Reminds me of a time some real estate website hotlinked a ton of images from my website.
After I asked them to stop and they ignored me I added an nginx rewrite rule to send them a bunch of pictures of houses that were on fire.
For some reason they stopped using my website as their image host after that.
there was another time a site hotlinked to a js file. After asking them to stop, i found that they had a contact form with a homebrew captcha which created the letters image like http://evilsite.com/cgi-bin/captcha.jpg?q=ansr
A little while later, their captcha form had a hidden input appended with the correct answer value, and the word to solve was changed to a new 4 letter word from a dictionary of interesting 4 letter words. The form still worked because of the hidden input. I might have changed the name on the "real" input also.
Additionally if they decide to blackhole the fake/honeypot url, since you mentioned they pass along the user agent, you could mixin some token in a randomized user agent string that your scraper uses so that you could duck-type the request on your end to signal when to capture the egress ip.
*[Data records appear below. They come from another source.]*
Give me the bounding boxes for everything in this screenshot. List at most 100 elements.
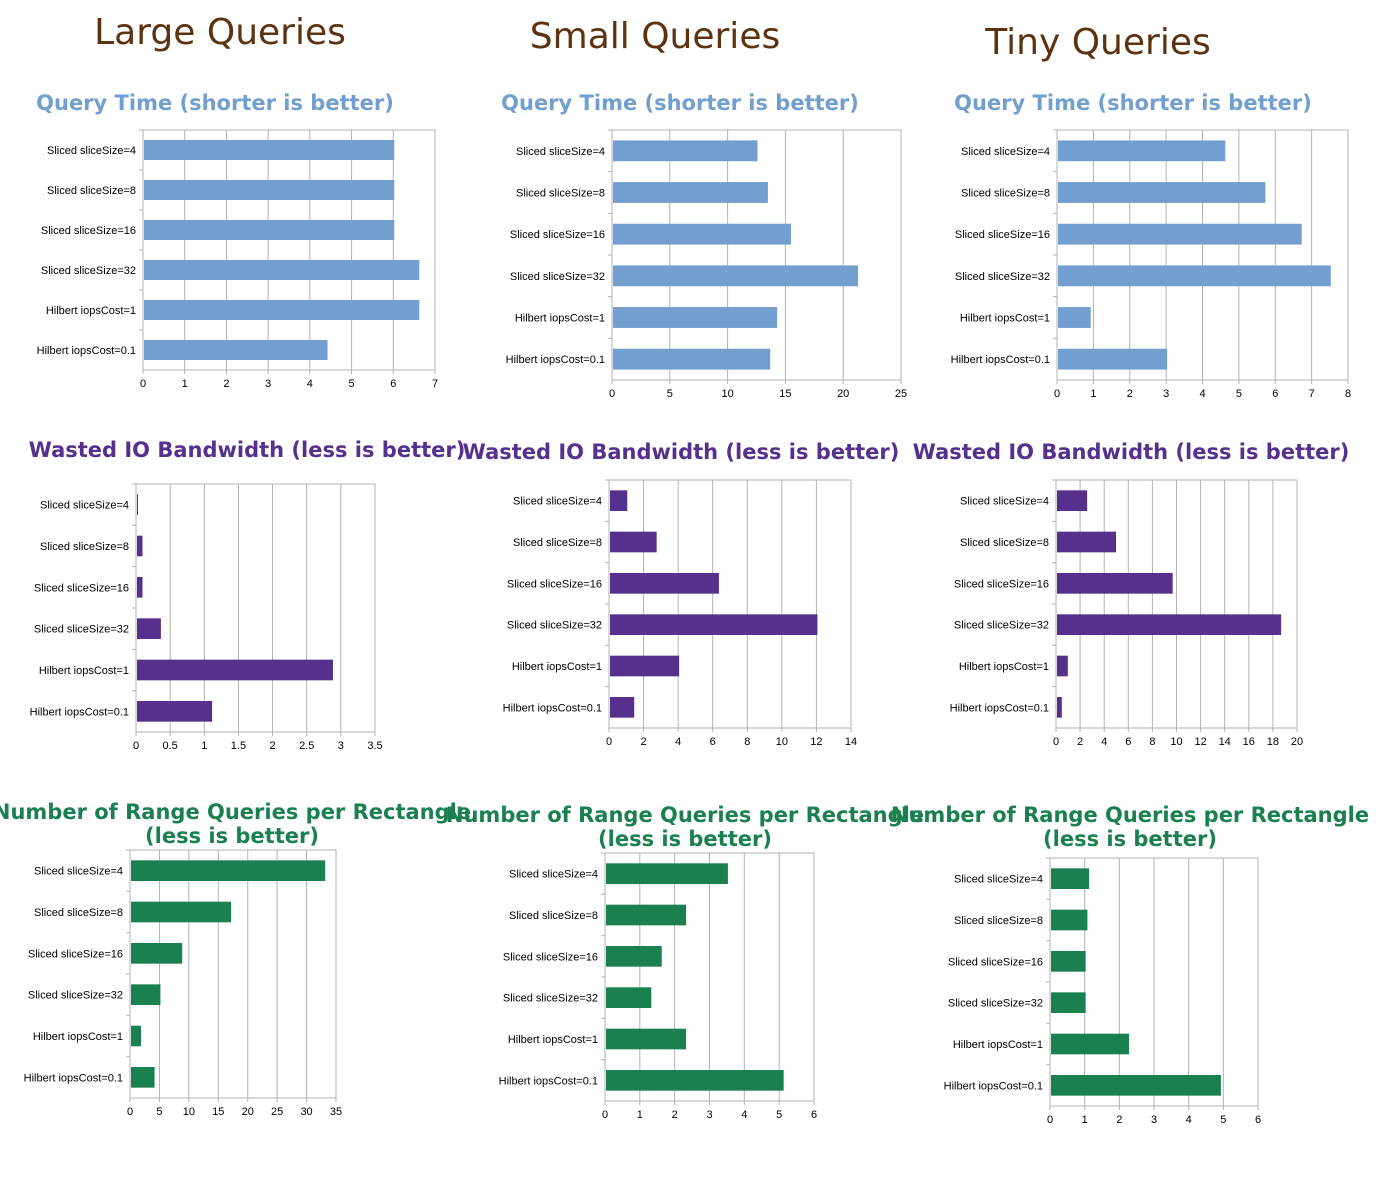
tick-label: 8: [1149, 736, 1155, 748]
tick-label: 5: [1236, 388, 1242, 400]
category-label: Sliced sliceSize=4: [513, 496, 602, 508]
tick-label: 1: [637, 1109, 643, 1121]
tick-label: 2: [1077, 736, 1083, 748]
category-label: Sliced sliceSize=16: [41, 225, 136, 237]
category-label: Sliced sliceSize=8: [34, 907, 123, 919]
bar: [1051, 909, 1088, 931]
column-title-small: Small Queries: [529, 16, 781, 57]
tick-label: 6: [1125, 736, 1131, 748]
bar: [131, 943, 183, 964]
category-label: Sliced sliceSize=16: [34, 582, 129, 594]
bar: [1058, 307, 1091, 328]
tick-label: 2: [223, 378, 229, 390]
category-label: Sliced sliceSize=32: [510, 271, 605, 283]
tick-label: 1.5: [231, 740, 246, 752]
bar: [606, 987, 652, 1008]
tick-label: 8: [1345, 388, 1351, 400]
bar: [1057, 490, 1088, 511]
bar: [1051, 951, 1086, 972]
chart-title: (less is better): [1043, 827, 1217, 851]
bar: [144, 220, 395, 240]
tick-label: 0: [1053, 736, 1059, 748]
tick-label: 0.5: [162, 740, 177, 752]
tick-label: 3: [338, 740, 344, 752]
bar: [1058, 348, 1168, 370]
tick-label: 4: [307, 378, 313, 390]
tick-label: 15: [212, 1106, 224, 1118]
category-label: Hilbert iopsCost=0.1: [499, 1075, 598, 1087]
chart-tiny-wasted-io: Wasted IO Bandwidth (less is better) 0 2 4 6…: [913, 440, 1350, 748]
bar: [1058, 265, 1331, 287]
chart-title: Query Time (shorter is better): [501, 91, 859, 115]
chart-large-range-queries: Number of Range Queries per Rectangle(le…: [0, 800, 471, 1118]
bar: [144, 300, 420, 320]
tick-label: 0: [140, 378, 146, 390]
tick-label: 20: [837, 388, 849, 400]
category-label: Sliced sliceSize=16: [955, 229, 1050, 241]
plot-frame: [608, 479, 852, 729]
chart-title: Number of Range Queries per Rectangle: [446, 803, 924, 827]
bar: [1058, 182, 1266, 203]
plot-frame: [129, 849, 337, 1099]
category-label: Sliced sliceSize=8: [960, 537, 1049, 549]
bar: [1058, 140, 1226, 162]
bar: [1051, 1033, 1129, 1055]
category-label: Sliced sliceSize=4: [961, 146, 1050, 158]
category-label: Hilbert iopsCost=0.1: [30, 706, 129, 718]
tick-label: 1: [1090, 388, 1096, 400]
category-label: Sliced sliceSize=16: [28, 948, 123, 960]
category-label: Hilbert iopsCost=0.1: [503, 702, 602, 714]
bar: [137, 535, 143, 557]
tick-label: 0: [606, 736, 612, 748]
tick-label: 4: [675, 736, 681, 748]
bar: [606, 863, 728, 884]
category-label: Sliced sliceSize=8: [40, 541, 129, 553]
chart-title: (less is better): [598, 827, 772, 851]
bar: [1057, 655, 1068, 677]
category-label: Hilbert iopsCost=0.1: [24, 1072, 123, 1084]
tick-label: 4: [1199, 388, 1205, 400]
chart-title: Wasted IO Bandwidth (less is better): [29, 438, 466, 462]
chart-small-range-queries: Number of Range Queries per Rectangle(le…: [446, 803, 924, 1121]
tick-label: 6: [390, 378, 396, 390]
bar: [137, 618, 161, 639]
bar: [1057, 531, 1117, 553]
bar: [131, 984, 161, 1005]
chart-small-wasted-io: Wasted IO Bandwidth (less is better) 0 2 4 6…: [463, 440, 900, 748]
category-label: Hilbert iopsCost=0.1: [944, 1080, 1043, 1092]
tick-label: 14: [845, 736, 857, 748]
chart-small-query-time: Query Time (shorter is better) 0 5 10 15 20 25…: [501, 91, 907, 400]
chart-title: Query Time (shorter is better): [954, 91, 1312, 115]
category-label: Sliced sliceSize=16: [948, 956, 1043, 968]
bar: [1051, 992, 1086, 1013]
category-label: Sliced sliceSize=8: [954, 915, 1043, 927]
tick-label: 0: [602, 1109, 608, 1121]
tick-label: 6: [811, 1109, 817, 1121]
category-label: Sliced sliceSize=32: [41, 265, 136, 277]
category-label: Hilbert iopsCost=1: [959, 661, 1049, 673]
bar: [137, 577, 143, 598]
tick-label: 7: [1309, 388, 1315, 400]
bar: [1057, 573, 1173, 594]
bar: [610, 490, 628, 511]
plot-frame: [142, 129, 436, 371]
bar: [131, 1067, 155, 1088]
bar: [613, 265, 859, 287]
tick-label: 3.5: [367, 740, 382, 752]
tick-label: 4: [1186, 1114, 1192, 1126]
tick-label: 25: [271, 1106, 283, 1118]
tick-label: 3: [265, 378, 271, 390]
tick-label: 7: [432, 378, 438, 390]
category-label: Sliced sliceSize=16: [510, 229, 605, 241]
tick-label: 10: [721, 388, 733, 400]
bar: [1051, 1075, 1221, 1096]
category-label: Sliced sliceSize=4: [960, 496, 1049, 508]
category-label: Sliced sliceSize=16: [954, 578, 1049, 590]
tick-label: 0: [609, 388, 615, 400]
bar: [137, 494, 138, 515]
bar: [613, 223, 792, 245]
category-label: Sliced sliceSize=32: [503, 993, 598, 1005]
bar: [606, 1028, 687, 1050]
tick-label: 35: [330, 1106, 342, 1118]
tick-label: 16: [1243, 736, 1255, 748]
#5 and #6 are key. Don't try to block them directly, just get them delisted. When you've worked out a way to identify which requests belong to the scammer, feed them content that the search engines and their ad partners will penalize them for.
Reminds me of a time some real estate website hotlinked a ton of images from my website. After I asked them to stop and they ignored me I added an nginx rewrite rule to send them a bunch of pictures of houses that were on fire.
For some reason they stopped using my website as their image host after that.